Publiée par Esupcom sur Jeudi 20 décembre 2018
Au total, le film a généré :
• 146 millions de vues à travers le monde
• 3,5 millions de partages, dont 95% d’organiques
• 130 millions de vues sur Facebook (dont 120 millions d’organiques) : environ 20 millions de vues en France ou la “magie de l’algorithme Facebook quand tout est favorable”, relève Mathieu Laugier. Avec tout de même un peu de paid sur les pages Bouygues Telecom.
Le comptage reste compliqué sur Facebook, car certaines vidéos reprises sont logotées, remixées, etc. donc échappent au suivi des agences et marques.
• 9 millions de vues sur YouTube, dont + de 50% sont organiques.
???? merci @bouyguestelecom
Ca va faire ma journée!
Et on se reambiance sur le morceau ce matin comptez sur nous. https://t.co/tSfKJD9PkK— Camille Combal (@CamilleCombal) December 18, 2018
Les clés du succès
• La musique et le casting
Entraînante, la musique donne immédiatement envie de danser et d’imiter ce papa en chaussettes et caleçon qui se lance dans une chorégraphie maladroite, mais toute personnelle pour son petit garçon. La figure du père, un “mec normal”, a d’ailleurs suscité de nombreux commentaires, nous confie Bouygues Telecom. L’acteur a lui-même reçu de nombreux messages sur les réseaux sociaux, notamment sur Twitter où il a gagné de nombreux followers.
• La simplicité du message
Cette année, Bouygues Telecom n’a pas axé son message sur les offres commerciales du groupe : “Les gens sont abreuvés de messages. Les marques parlent beaucoup d’elles, alors on s’est recentré sur ce à quoi on sert”, relier les gens, explique la responsable pôle Publicité et Media chez Bouygues Telecom. Un pari qui a pu être fait grâce à la complémentarité des médias qui ont servi à diffuser des discours plus commerciaux. En abandonnant l’aspect commercial du message – et donc la visibilité de la marque- pour se recentrer sur un message plus universel, l’attribution de marque aurait pu être plus compliqué. le succès aidant, la question ne se pose plus.

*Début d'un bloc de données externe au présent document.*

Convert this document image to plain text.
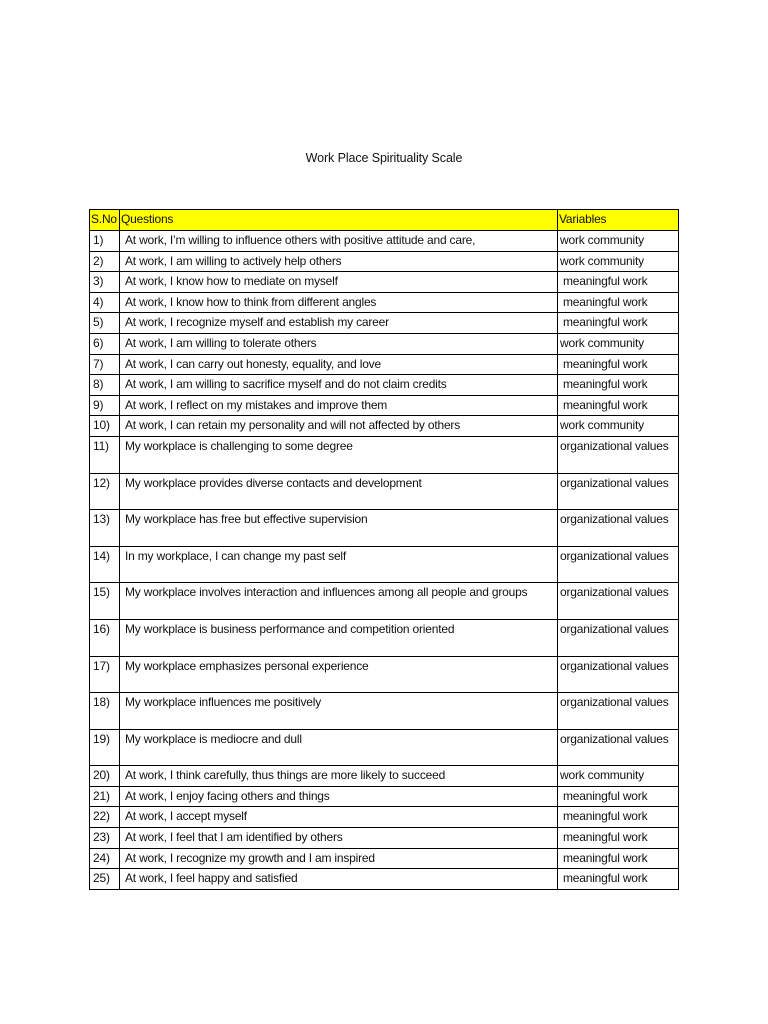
Work Place Spirituality Scale
S.No	Questions	Variables
1)	At work, I’m willing to influence others with positive attitude and care,	work community
2)	At work, I am willing to actively help others	work community
3)	At work, I know how to mediate on myself	meaningful work
4)	At work, I know how to think from different angles	meaningful work
5)	At work, I recognize myself and establish my career	meaningful work
6)	At work, I am willing to tolerate others	work community
7)	At work, I can carry out honesty, equality, and love	meaningful work
8)	At work, I am willing to sacrifice myself and do not claim credits	meaningful work
9)	At work, I reflect on my mistakes and improve them	meaningful work
10)	At work, I can retain my personality and will not affected by others	work community
11)	My workplace is challenging to some degree	organizational values
12)	My workplace provides diverse contacts and development	organizational values
13)	My workplace has free but effective supervision	organizational values
14)	In my workplace, I can change my past self	organizational values
15)	My workplace involves interaction and influences among all people and groups	organizational values
16)	My workplace is business performance and competition oriented	organizational values
17)	My workplace emphasizes personal experience	organizational values
18)	My workplace influences me positively	organizational values
19)	My workplace is mediocre and dull	organizational values
20)	At work, I think carefully, thus things are more likely to succeed	work community
21)	At work, I enjoy facing others and things	meaningful work
22)	At work, I accept myself	meaningful work
23)	At work, I feel that I am identified by others	meaningful work
24)	At work, I recognize my growth and I am inspired	meaningful work
25)	At work, I feel happy and satisfied	meaningful work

Le film retrace ainsi une histoire familiale racontée à travers les âges, un message simple, juste et universel, cette simplicité a touché un grand nombre de personnes. “En opposition au contexte politique et social, les gens avaient besoin de feel good et de bienveillance à cette période là de l’année, estime Mathieu Laugier de BETC. C’était un insight très important qui faisait écho à ce que les gens ont déjà vécu et qu’ils vivent encore.” Il raconte également qu’un journaliste de Forbes a comparé la campagne à la campagne John Lewis : “On se dit qu’il s’est un peu emballé, mais on apprécie quand même”.

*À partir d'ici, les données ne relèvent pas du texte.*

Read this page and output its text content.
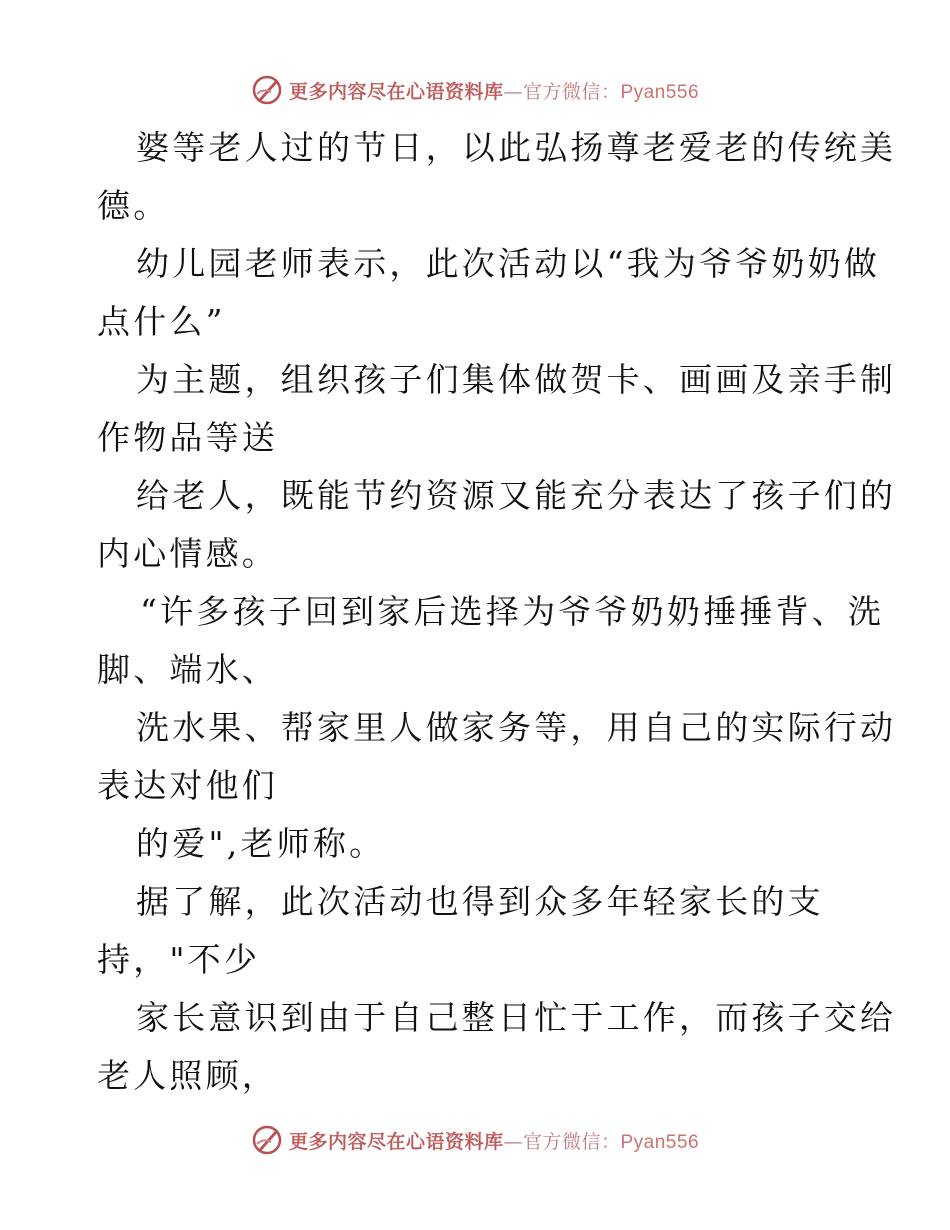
更多内容尽在心语资料库—官方微信：Pyan556
婆等老人过的节日，以此弘扬尊老爱老的传统美
德。
幼儿园老师表示，此次活动以“我为爷爷奶奶做
点什么”
为主题，组织孩子们集体做贺卡、画画及亲手制
作物品等送
给老人，既能节约资源又能充分表达了孩子们的
内心情感。
“许多孩子回到家后选择为爷爷奶奶捶捶背、洗
脚、端水、
洗水果、帮家里人做家务等，用自己的实际行动
表达对他们
的爱",老师称。
据了解，此次活动也得到众多年轻家长的支
持，"不少
家长意识到由于自己整日忙于工作，而孩子交给
老人照顾，
更多内容尽在心语资料库—官方微信：Pyan556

En outre, ce film a suscité énormément de bienveillance et a généré “beaucoup de positif en interne”, précise Anne-Laure Dreano de Bouygues Telecom.
• Le format long
Si la tendance semble être au format court et autres snackable content, cette publicité en est le parfait contre-exemple. “Cela faisait un moment que l’on réfléchissait à tester un format très long en TV, ce qui n’était pas la recommandation des agences médias”, concède le directeur associé de BETC.
À cette période de l’année, l’émotion prime et elle a besoin d’un format long pour s’exprimer, à l’instar de la publicité John Lewis avec Elton John. Un pari qui pouvait sembler risqué, mais qui s’avère brillamment relevé. “Cela prouve qu’on est prêt à passer du temps sur le web – voire même un temps anormalement long – sur des contenus publicitaires s’ils le méritent”, conclut Anne-Laure Dreano.